While there might be some use cases for this, I suspect that you have an XY problem. What are you trying to achieve?
Solution
With some slight modifications we can achieve the following:
x = c(1.2,3.4,5.9)
alist = vector("list", length(x))
names(alist) = x
alist[as.character(x)] = list(c(somevar = 2))
#$`1.2`
#somevar
# 2
#
#$`3.4`
#somevar
# 2
#
#$`5.9`
#somevar
# 2
Explanation
Basically:
I had to create the list with the correct length (vector("list", length(x)))
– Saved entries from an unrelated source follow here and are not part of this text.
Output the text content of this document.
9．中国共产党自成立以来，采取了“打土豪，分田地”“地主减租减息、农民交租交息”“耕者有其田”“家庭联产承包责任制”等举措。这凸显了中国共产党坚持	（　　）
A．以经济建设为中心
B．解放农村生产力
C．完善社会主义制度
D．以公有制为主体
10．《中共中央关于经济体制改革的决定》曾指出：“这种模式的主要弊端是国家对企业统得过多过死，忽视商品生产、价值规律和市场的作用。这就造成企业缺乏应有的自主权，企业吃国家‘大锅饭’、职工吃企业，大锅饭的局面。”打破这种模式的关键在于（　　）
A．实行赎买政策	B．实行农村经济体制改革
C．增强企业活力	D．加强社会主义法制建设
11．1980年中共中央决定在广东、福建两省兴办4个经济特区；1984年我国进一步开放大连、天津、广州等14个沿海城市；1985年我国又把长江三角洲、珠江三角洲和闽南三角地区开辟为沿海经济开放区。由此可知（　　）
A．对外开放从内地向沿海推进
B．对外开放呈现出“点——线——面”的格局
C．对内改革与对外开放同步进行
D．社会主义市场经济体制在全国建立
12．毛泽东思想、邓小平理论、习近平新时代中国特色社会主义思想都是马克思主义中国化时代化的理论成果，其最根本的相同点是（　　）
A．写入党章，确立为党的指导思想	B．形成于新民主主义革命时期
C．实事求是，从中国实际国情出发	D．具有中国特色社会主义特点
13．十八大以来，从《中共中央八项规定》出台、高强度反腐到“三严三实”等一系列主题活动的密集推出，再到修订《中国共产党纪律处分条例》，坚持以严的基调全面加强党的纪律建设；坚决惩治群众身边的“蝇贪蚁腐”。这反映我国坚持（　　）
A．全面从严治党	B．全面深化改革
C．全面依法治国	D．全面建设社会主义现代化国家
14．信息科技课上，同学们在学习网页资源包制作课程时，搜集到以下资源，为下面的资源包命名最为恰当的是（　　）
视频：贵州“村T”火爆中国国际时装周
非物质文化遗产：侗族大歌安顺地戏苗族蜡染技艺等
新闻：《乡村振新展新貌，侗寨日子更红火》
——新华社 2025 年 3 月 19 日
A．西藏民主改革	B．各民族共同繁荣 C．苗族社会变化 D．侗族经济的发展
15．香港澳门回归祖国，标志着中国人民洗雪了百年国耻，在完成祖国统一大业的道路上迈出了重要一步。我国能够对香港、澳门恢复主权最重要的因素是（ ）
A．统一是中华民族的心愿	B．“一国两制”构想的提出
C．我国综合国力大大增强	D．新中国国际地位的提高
Then assign the correct names (names(alist) = x)
So we can call list levels by name using [ and assign a new list to each list element (alist[as.character(x)] = list(c(somevar = 2)))
2nd Solution
Going by John Coleman comment:
It isn't clear that you answered the question. You gave a list whose
vector of names is the the vector x, coerced to character. OP asked if
it was possible "if the numeric vector is the name of the list element
itself... ". They wanted to treat x as a single name, not a vector of
names.
If you wanted to have the list element named after the vector x you could try, using the deparse(substitute(.)) trick
x = c(1.2,3.4,5.9)
alist = list()
alist[[deparse(substitute(x))]]$somevar = 2
#> alist[[deparse(substitute(x))]]
#$somevar
#[1] 2
If you really wanted the numeric values in x as the name itself, then I point you to John's solution.